Workforce wellbeing and enablement
Staff did not feel valued, and reported bullying, harassment and racial discrimination by leaders, including threats to revoke Home Office Sponsorship Licences. A staff member told us, “Staff morale at the moment is very down because of new management, they are very unfriendly. I pray that I would not be in trouble. I’m here on a sponsorship so very worried about getting things wrong. One time the [management] said, ‘I don’t care about your sponsorship. If I can’t work with you, you can go, there’s the door’.” Another staff member said, “We are treated like the bottom of a shoe. We are frightened to report anything.” And “We have had 7-8 managers. They [the provider] puts so much on the new managers at once. [Managers] come in here, they were talking to us like we were ‘this big’, shouting at us. They were really rude; they still are rude. They are only nice when CQC are here.”

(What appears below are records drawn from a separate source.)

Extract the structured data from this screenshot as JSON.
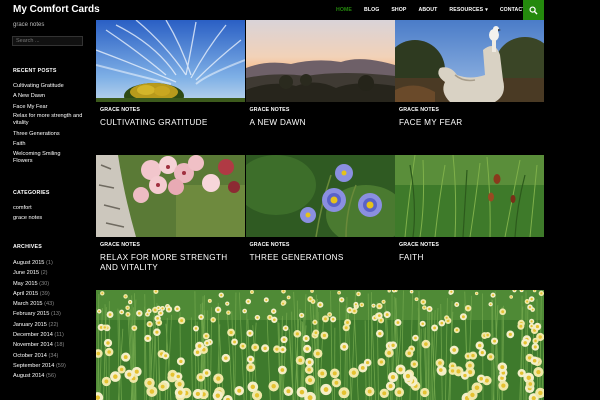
{
  "site": {
    "title": "My Comfort Cards",
    "tagline": "grace notes"
  },
  "nav": {
    "items": [
      {
        "label": "HOME",
        "active": true
      },
      {
        "label": "BLOG"
      },
      {
        "label": "SHOP"
      },
      {
        "label": "ABOUT"
      },
      {
        "label": "RESOURCES",
        "dropdown": true
      },
      {
        "label": "CONTACT"
      }
    ],
    "search_icon": "search-icon"
  },
  "sidebar": {
    "search_placeholder": "Search ...",
    "recent_posts": {
      "title": "RECENT POSTS",
      "items": [
        "Cultivating Gratitude",
        "A New Dawn",
        "Face My Fear",
        "Relax for more strength and vitality",
        "Three Generations",
        "Faith",
        "Welcoming Smiling Flowers"
      ]
    },
    "categories": {
      "title": "CATEGORIES",
      "items": [
        "comfort",
        "grace notes"
      ]
    },
    "archives": {
      "title": "ARCHIVES",
      "items": [
        {
          "month": "August 2015",
          "count": "(1)"
        },
        {
          "month": "June 2015",
          "count": "(2)"
        },
        {
          "month": "May 2015",
          "count": "(30)"
        },
        {
          "month": "April 2015",
          "count": "(39)"
        },
        {
          "month": "March 2015",
          "count": "(43)"
        },
        {
          "month": "February 2015",
          "count": "(13)"
        },
        {
          "month": "January 2015",
          "count": "(22)"
        },
        {
          "month": "December 2014",
          "count": "(11)"
        },
        {
          "month": "November 2014",
          "count": "(18)"
        },
        {
          "month": "October 2014",
          "count": "(34)"
        },
        {
          "month": "September 2014",
          "count": "(59)"
        },
        {
          "month": "August 2014",
          "count": "(56)"
        }
      ]
    }
  },
  "posts": [
    {
      "category": "GRACE NOTES",
      "title": "CULTIVATING GRATITUDE",
      "image": "sky-with-tree"
    },
    {
      "category": "GRACE NOTES",
      "title": "A NEW DAWN",
      "image": "dawn-hills"
    },
    {
      "category": "GRACE NOTES",
      "title": "FACE MY FEAR",
      "image": "bird-on-statue"
    },
    {
      "category": "GRACE NOTES",
      "title": "RELAX FOR MORE STRENGTH AND VITALITY",
      "image": "pink-blossoms"
    },
    {
      "category": "GRACE NOTES",
      "title": "THREE GENERATIONS",
      "image": "blue-daisies"
    },
    {
      "category": "GRACE NOTES",
      "title": "FAITH",
      "image": "grass-buds"
    }
  ],
  "featured": {
    "image": "daffodil-field"
  },
  "colors": {
    "accent": "#24890d",
    "background": "#000000",
    "text": "#ffffff"
  }
}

The provider set up a HR clinic in response to concerns raised by inspectors about staff culture and shared a helpline for staff. However, basic support systems were not in place for staff such as regular supervision or team meetings to help them share any worries. The necessary resources and facilities for safe working were not in place, including access to regular breaks. Records showed some staff routinely working 70-hour weeks. Some supervisions carried out by a previous manager showed a punitive approach to discussions with staff, with comments such as, ‘It is abuse to speak your language when looking after residents’ and ‘We should not tolerate bad practice amongst ourselves and don’t underestimate what will happen if you are caught.’ Records showed staff were regularly physically assaulted by people expressing their distress, but there was no support provided by leaders.